Dis howeva has not cum witout it’s critics. Mainly mah Taunt Geraldine who lives n da ditch. She had recently bin asked 2 relocate unda da bridge cuz da mayor afraid dat mah Taunt Geraldine will scare peeple away cuz she gotta tootie on her forehead an fuks turtles. Mah Taunt Geraldine has argued dat dis da most excitin ting dat happins n da ditch an will b da reeson y peeple visit Perry. No1 agrees wit mah Taunt Geraldine.

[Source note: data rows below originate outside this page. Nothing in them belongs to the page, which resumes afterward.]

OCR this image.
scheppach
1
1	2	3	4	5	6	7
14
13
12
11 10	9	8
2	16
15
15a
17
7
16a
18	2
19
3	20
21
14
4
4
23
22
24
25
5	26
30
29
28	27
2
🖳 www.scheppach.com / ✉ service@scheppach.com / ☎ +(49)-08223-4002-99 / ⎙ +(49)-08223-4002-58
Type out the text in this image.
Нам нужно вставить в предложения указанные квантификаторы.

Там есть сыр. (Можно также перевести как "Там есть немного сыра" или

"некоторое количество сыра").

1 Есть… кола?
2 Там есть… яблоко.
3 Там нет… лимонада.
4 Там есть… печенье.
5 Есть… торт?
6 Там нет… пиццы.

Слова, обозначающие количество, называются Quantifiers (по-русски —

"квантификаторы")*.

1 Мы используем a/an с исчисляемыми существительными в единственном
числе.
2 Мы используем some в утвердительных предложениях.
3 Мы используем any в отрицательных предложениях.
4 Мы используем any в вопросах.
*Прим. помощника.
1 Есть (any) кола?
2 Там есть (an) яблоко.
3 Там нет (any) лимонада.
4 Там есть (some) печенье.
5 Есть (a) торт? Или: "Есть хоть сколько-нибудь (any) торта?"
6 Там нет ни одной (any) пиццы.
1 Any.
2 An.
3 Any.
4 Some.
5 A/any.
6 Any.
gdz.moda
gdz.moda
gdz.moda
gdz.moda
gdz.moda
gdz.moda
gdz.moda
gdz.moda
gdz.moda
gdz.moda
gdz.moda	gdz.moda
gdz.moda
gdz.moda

While da mayor bin lukin 4 udda ways 2 increase tourism, I juss bin prayin da Glue Famine wuld stop.

I luv sniffin glue. I wuz da glue sniffin champion of da last 8 Glue Festivals. Witout glue 2 sniff, I feel no purpose. Also I wuz plannin on talkin 2 Ernest later, an now I had nothin 2 access his spirit. Sumtimes wen I get fukd up on glue an watch Ernest movies, I feel like Ernest is right next 2 me tellin me how Toy Story shuld have bin called “Ernest is a dog.” Sumtimes I email Tom Hanks an ask him y he didn’t call “Forest Gump”, “Young Ernest.”

RIP Ernest.

I also feel dat glue got udda purposes besides sniffin it. Like 1 time, I put sum glue on mah hands. At furst wen I put da glue on mah hands it wuz sticky. But den it got hard. An afta a while I wuz able 2 peel it off. It wuz like I wuz sheddin mah skin. An I tink if more peeple use glue n dis way, dey gonna realize dat we r more closely related 2 snakes den originally thought. Luk i undastan dat evolution is a myth, but dat don’t mean snakes can’t b our cousins!

I juss hope da glue famine ends soon. I got 2 help mah son T-T-Claude stick sum construction paper together an I need sum glue 2 sniff 2 help me figure out how 2 git it 2 stay.